2. UNFIT FOR PURPOSE. (image of what seems to be a webpage with an ippr logo, the word briefing in very small type, and the headline Worst of Both Worlds with the sub-heading Why First Past the Post No Longer Works). [Ironically “the worst of both worlds” is how some on the left have already framed the AV proposal. This frames therefore activates an opponent’s frame].
3. EVENTS IN YOUR AREA (image of a bunch of people dressed mainly in black, standing in front of some railings and enthusiastically waving small purple YES! cards, holding a crumpled purple YES! banner).
4. TO FAIRER VOTES (image of a pretty girl of student-age, possibly with Arabic heritage, holding a plastic YES! branded placard. The whole image conveys the sentence “Yes to fairer votes”. The placard is shaped like a speech bubble. Her mouth is closed and resolute looking).
5. OUR SUPPORTERS (image of a bunch of logos. The ones that catch my eye are Greenpeace, and some things called Alliance and bmsd).
If that description got a bit boring, it’s because the website content gets a bit boring. It’s certainly not impactful.
Both banners have next to them, to their right, text boxes for entering personal contact details. The No 2 AV sites says:

 Defend equal votes.
 Say NO to unfair elections.
 Keep one person one vote.

{First Name} {Last Name}
 {Email Address}


The Yes to Fairer Votes site’s says:

MPs will have to work harder to earn and keep our support. Doing just enough wont be enough any more. Sign up now to find out how.
 {Email Address}
 {Postcode} SAY YES!

It is unclear why we might not be able to “find out how doing just enough won’t be enough any more” elsewhere on the site or without entering out contact details. Unlike the No site the Yes site contains no commitment “I want to…”, just a bribe: “sign up now to find out how”.

All of this might seem like niggling, but it is the fine thinking that will stop the Yes side from winning this referendum: the No campaign know how to make an emotional impact, to resonate with people’s values, and to reframe their arguments to make them look like the beliefs that the vast majority of the British public hold.

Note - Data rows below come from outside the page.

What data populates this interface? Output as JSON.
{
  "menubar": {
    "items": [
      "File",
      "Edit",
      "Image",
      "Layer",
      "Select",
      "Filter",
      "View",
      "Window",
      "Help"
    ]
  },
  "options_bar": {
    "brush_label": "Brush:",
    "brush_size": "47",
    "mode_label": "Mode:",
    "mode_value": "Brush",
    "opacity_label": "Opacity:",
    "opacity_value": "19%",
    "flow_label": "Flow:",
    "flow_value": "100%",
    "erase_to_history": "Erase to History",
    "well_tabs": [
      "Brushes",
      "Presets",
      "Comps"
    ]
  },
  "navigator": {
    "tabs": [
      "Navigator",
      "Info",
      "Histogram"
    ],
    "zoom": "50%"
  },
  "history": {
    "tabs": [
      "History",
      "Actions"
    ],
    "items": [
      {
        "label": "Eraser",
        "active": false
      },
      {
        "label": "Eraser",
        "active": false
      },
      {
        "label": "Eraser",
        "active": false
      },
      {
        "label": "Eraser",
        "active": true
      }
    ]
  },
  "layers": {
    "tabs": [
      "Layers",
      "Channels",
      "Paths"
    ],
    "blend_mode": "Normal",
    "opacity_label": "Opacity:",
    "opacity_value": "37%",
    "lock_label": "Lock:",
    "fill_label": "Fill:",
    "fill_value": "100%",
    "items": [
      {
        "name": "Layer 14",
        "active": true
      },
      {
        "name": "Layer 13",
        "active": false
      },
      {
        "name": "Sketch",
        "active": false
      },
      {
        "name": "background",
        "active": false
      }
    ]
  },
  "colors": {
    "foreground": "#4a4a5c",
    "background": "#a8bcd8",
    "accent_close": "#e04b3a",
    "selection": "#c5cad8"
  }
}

By contrast the Yes campaign is noticeably stuffy, technical if not obscure, intellectual and middle-class.

We’re willing to help the Yes side engage constructively with a cognitively-informed communications approach. We’ve already partly-successfully warned them about the inadequacy of their SEO (Search engine optimization), and as of today the search term “Yes to AV” has seen the Yes campaign’s front page climb to third place on Google. Needless to say it should be, and should always have been, in first place.

At the moment there is still to much of an NGO pleading-for-change approach. The Yes campaign needs to show strength, warmth, leadership and to emanate comfort and trust. Until they do that, we have continued worries about the British people’s “mood for change” being rewarded with the wrong result.